Einige davon müssen sauber bleiben. Alles, was außen am Gerät liegt und mit Licht arbeitet, solltest du regelmäßig reinigen. Schau im Handbuch deines Modells nach, was konkret zu tun ist.
Wischrolle oder Wischpad überprüfen
Wischaufsätze gibt es in verschiedenen Ausführungen. Der einfache flache Wischmopp besteht im Wesentlichen aus einem feuchten Tuch, das an der Unterseite des Geräts befestigt ist. In diesem Fall besteht die Wartung darin, das Tuch sauber zu halten und zu überprüfen, ob es beschädigt ist. Selbst diese einfachen Modelle haben manchmal Funktionen wie die automatische Hebefunktion bei Teppichböden, also überprüfe, ob diese Mechanismen blockiert sind.

Doppelt rotierende Pads werden von Motoren angetrieben, prüfe also regelmäßig, ob sich dort Haare oder Fäden verfangen haben. Wenn eines dieser Pads an einem Arm ausfährt, um die Ecken besser reinigen zu können, ist das ein weiterer Motor und Mechanismus, auf den du achten solltest. Ein Vorteil dieser Modelle ist, dass die Docking-/Basisstation keine komplizierte Technik braucht, um die Pads auszuspülen. Sie liefert einfach Wasser, der Saugroboter schleudert die Pads durch die Drehungen.

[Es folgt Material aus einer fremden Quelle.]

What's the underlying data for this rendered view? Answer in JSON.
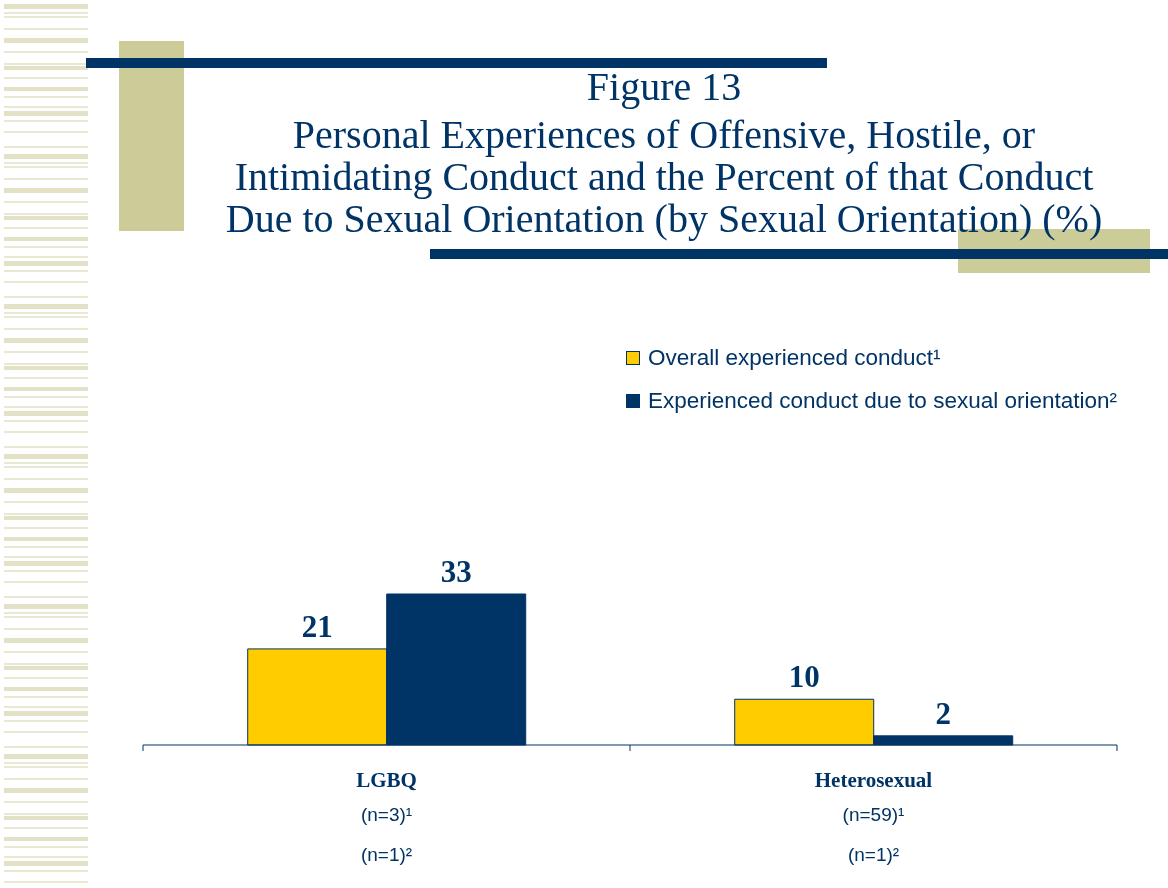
{
  "chart_data": {
    "type": "bar",
    "title": "Figure 13",
    "subtitle": "Personal Experiences of Offensive, Hostile, or Intimidating Conduct and the Percent of that Conduct Due to Sexual Orientation (by Sexual Orientation) (%)",
    "categories": [
      "LGBQ\n(n=3)¹\n(n=1)²",
      "Heterosexual\n(n=59)¹\n(n=1)²"
    ],
    "series": [
      {
        "name": "Overall experienced conduct¹",
        "color": "#ffcc00",
        "values": [
          21,
          10
        ]
      },
      {
        "name": "Experienced conduct due to sexual orientation²",
        "color": "#003366",
        "values": [
          33,
          2
        ]
      }
    ],
    "data_labels": true,
    "legend": "top right",
    "tick_labels": "x"
  }
}
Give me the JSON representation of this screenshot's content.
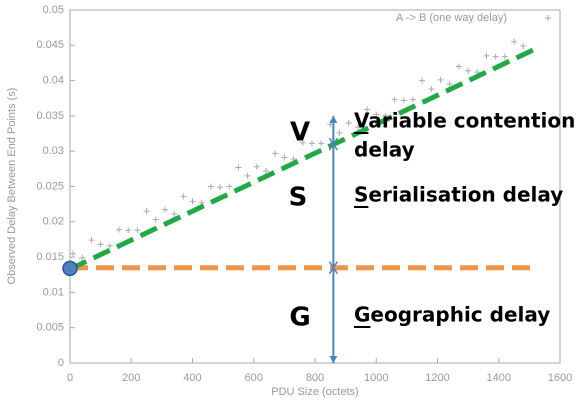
{
  "chart_data": {
    "type": "scatter",
    "xlabel": "PDU Size (octets)",
    "ylabel": "Observed Delay Between End Points (s)",
    "xlim": [
      0,
      1600
    ],
    "xticks": [
      0,
      200,
      400,
      600,
      800,
      1000,
      1200,
      1400,
      1600
    ],
    "ylim": [
      0,
      0.05
    ],
    "yticks": [
      0,
      0.005,
      0.01,
      0.015,
      0.02,
      0.025,
      0.03,
      0.035,
      0.04,
      0.045,
      0.05
    ],
    "legend": "top-right",
    "series": [
      {
        "name": "A -> B (one way delay)",
        "color": "#aaaaaa",
        "x": [
          10,
          40,
          70,
          100,
          130,
          160,
          190,
          220,
          250,
          280,
          310,
          340,
          370,
          400,
          430,
          460,
          490,
          520,
          550,
          580,
          610,
          640,
          670,
          700,
          730,
          760,
          790,
          820,
          850,
          880,
          910,
          940,
          970,
          1000,
          1030,
          1060,
          1090,
          1120,
          1150,
          1180,
          1210,
          1240,
          1270,
          1300,
          1330,
          1360,
          1390,
          1420,
          1450,
          1480
        ],
        "values": [
          0.0155,
          0.0149,
          0.0174,
          0.0168,
          0.0166,
          0.0189,
          0.0188,
          0.0188,
          0.0215,
          0.0203,
          0.0217,
          0.0211,
          0.0236,
          0.0229,
          0.0227,
          0.025,
          0.0249,
          0.025,
          0.0277,
          0.0265,
          0.0278,
          0.0272,
          0.0297,
          0.0291,
          0.0289,
          0.0312,
          0.0311,
          0.0311,
          0.0338,
          0.0326,
          0.034,
          0.0334,
          0.0359,
          0.0352,
          0.035,
          0.0373,
          0.0372,
          0.0373,
          0.04,
          0.0388,
          0.0401,
          0.0395,
          0.042,
          0.0414,
          0.0412,
          0.0435,
          0.0434,
          0.0434,
          0.0455,
          0.0449
        ]
      }
    ],
    "fit_line": {
      "x": [
        0,
        1535
      ],
      "y": [
        0.0133,
        0.0448
      ],
      "color": "#22a845"
    },
    "base_line": {
      "x": [
        0,
        1510
      ],
      "y": [
        0.0135,
        0.0135
      ],
      "color": "#f0944a"
    },
    "intercept": {
      "x": 0,
      "y": 0.0134,
      "color": "#4f81bd"
    },
    "arrow": {
      "x": 860,
      "y": [
        0,
        0.0135,
        0.031,
        0.035
      ],
      "color": "#4f81bd"
    },
    "annotations": [
      {
        "letter": "V",
        "lines": [
          "Variable contention",
          "delay"
        ]
      },
      {
        "letter": "S",
        "lines": [
          "Serialisation delay"
        ]
      },
      {
        "letter": "G",
        "lines": [
          "Geographic delay"
        ]
      }
    ]
  }
}
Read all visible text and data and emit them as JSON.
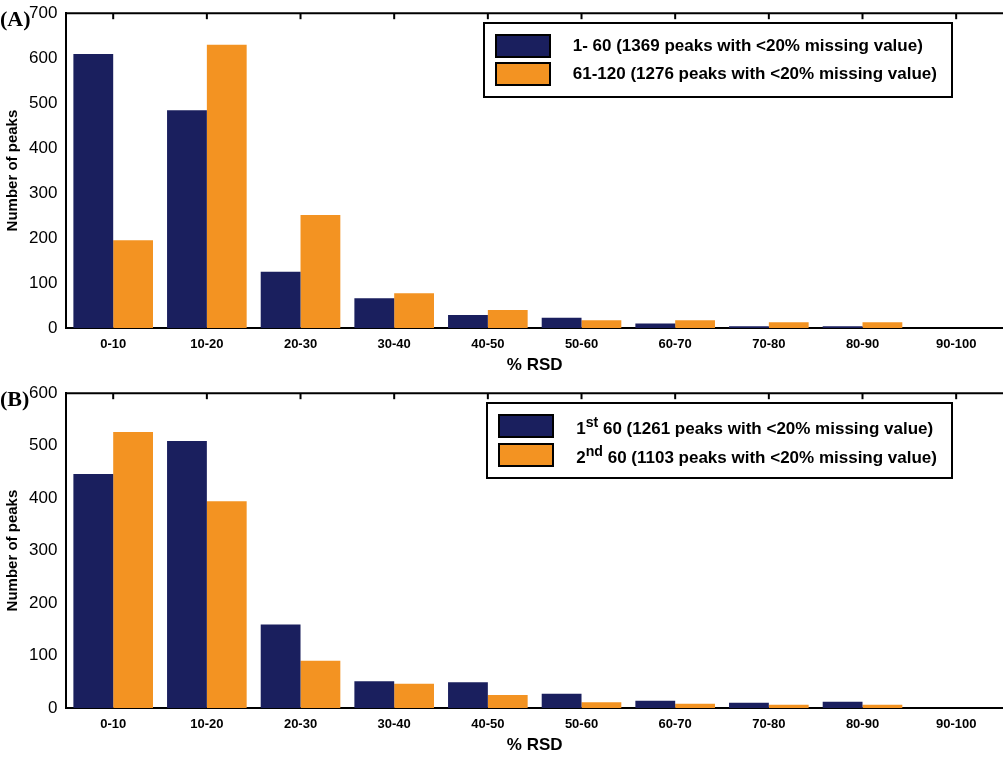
{
  "chart_data": [
    {
      "type": "bar",
      "title": "(A)",
      "xlabel": "% RSD",
      "ylabel": "Number of peaks",
      "categories": [
        "0-10",
        "10-20",
        "20-30",
        "30-40",
        "40-50",
        "50-60",
        "60-70",
        "70-80",
        "80-90",
        "90-100"
      ],
      "series": [
        {
          "name": "1- 60 (1369 peaks with <20% missing value)",
          "color": "#1a1f5e",
          "values": [
            609,
            484,
            125,
            66,
            29,
            23,
            10,
            4,
            4,
            0
          ]
        },
        {
          "name": "61-120 (1276 peaks with <20% missing value)",
          "color": "#f39322",
          "values": [
            195,
            630,
            251,
            77,
            40,
            17,
            17,
            13,
            13,
            0
          ]
        }
      ],
      "ylim": [
        0,
        700
      ],
      "yticks": [
        0,
        100,
        200,
        300,
        400,
        500,
        600,
        700
      ],
      "grid": false,
      "legend": "top right"
    },
    {
      "type": "bar",
      "title": "(B)",
      "xlabel": "% RSD",
      "ylabel": "Number of peaks",
      "categories": [
        "0-10",
        "10-20",
        "20-30",
        "30-40",
        "40-50",
        "50-60",
        "60-70",
        "70-80",
        "80-90",
        "90-100"
      ],
      "series": [
        {
          "name": "1$^{st}$ 60 (1261 peaks with <20% missing value)",
          "color": "#1a1f5e",
          "values": [
            446,
            509,
            159,
            51,
            49,
            27,
            14,
            10,
            12,
            0
          ]
        },
        {
          "name": "2$^{nd}$ 60 (1103 peaks with <20% missing value)",
          "color": "#f39322",
          "values": [
            526,
            394,
            90,
            46,
            25,
            11,
            8,
            6,
            6,
            0
          ]
        }
      ],
      "ylim": [
        0,
        600
      ],
      "yticks": [
        0,
        100,
        200,
        300,
        400,
        500,
        600
      ],
      "grid": false,
      "legend": "top right"
    }
  ]
}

Die andere Ausführung ist die Wischrolle. Sie sprüht kontinuierlich frisches Wasser auf die Rollen und spült Schmutzwasser ab – ein sehr effektives Reinigungssystem, aber auch ein komplexeres. Teppicherkennung mit automatischem Anheben ist hier oft vorhanden, aber Rollendesigns jeder Art sind besonders anfällig für verhedderte Haare.
Den Boden freiräumen

Ich ziehe meine Schwägerin gern wegen ihres Saugroboters auf, denn in der Zeit, die sie damit verbringt, Möbel zu rücken, Teppiche aufzurollen und Stühle wegzuräumen, hab ich meine Wohnung mit meinem normalen Staubsauger schon gesaugt. Diese Vorbereitungen klingen nach Aufwand (weil sie das auch sind). Aber sie sind unverzichtbar. Lass nichts herumliegen, das den Roboter beschädigen, blockieren oder verwickeln könnte. Klar, moderne Geräte haben KI-gestützte Hinderniserkennung und all das. Aber auf Nummer sicher gehen schadet nie.
Lass normale Saugroboter nicht über nasse Böden fahren
Wischroboter arbeiten mit Wasser. Staubsaugerroboter tun das nicht, also halte sie davon fern. Eine leicht feuchte Stelle ist vielleicht kein Drama, aber eine ganze Pfütze wird in das Innere des Geräts gespritzt und könnte es zerstören. Schließlich befindet sich im Inneren auch der Akku, und der verträgt sich nicht mit Wasser.

Im Allgemeinen gelten für einen Staubsaugerroboter die gleichen Ratschläge wie für jedes andere Gerät. Halte ihn sauber, vermeide Dinge, die ihn beschädigen könnten, und tausche alle Verbrauchsmaterialien (Filter, Wischmopps) aus, wenn sie voll oder verbraucht sind. Außerdem solltest du nicht reparaturfähige Modelle vermeiden und dich vor dem Kauf über die Verfügbarkeit und den Preis von Verbrauchsmaterialien und Ersatzteilen von Erst- und Drittanbietern informieren. Du willst schließlich nicht mit einem kaputten Gerät dastehen, nur weil ein neuer Akku unbezahlbar ist.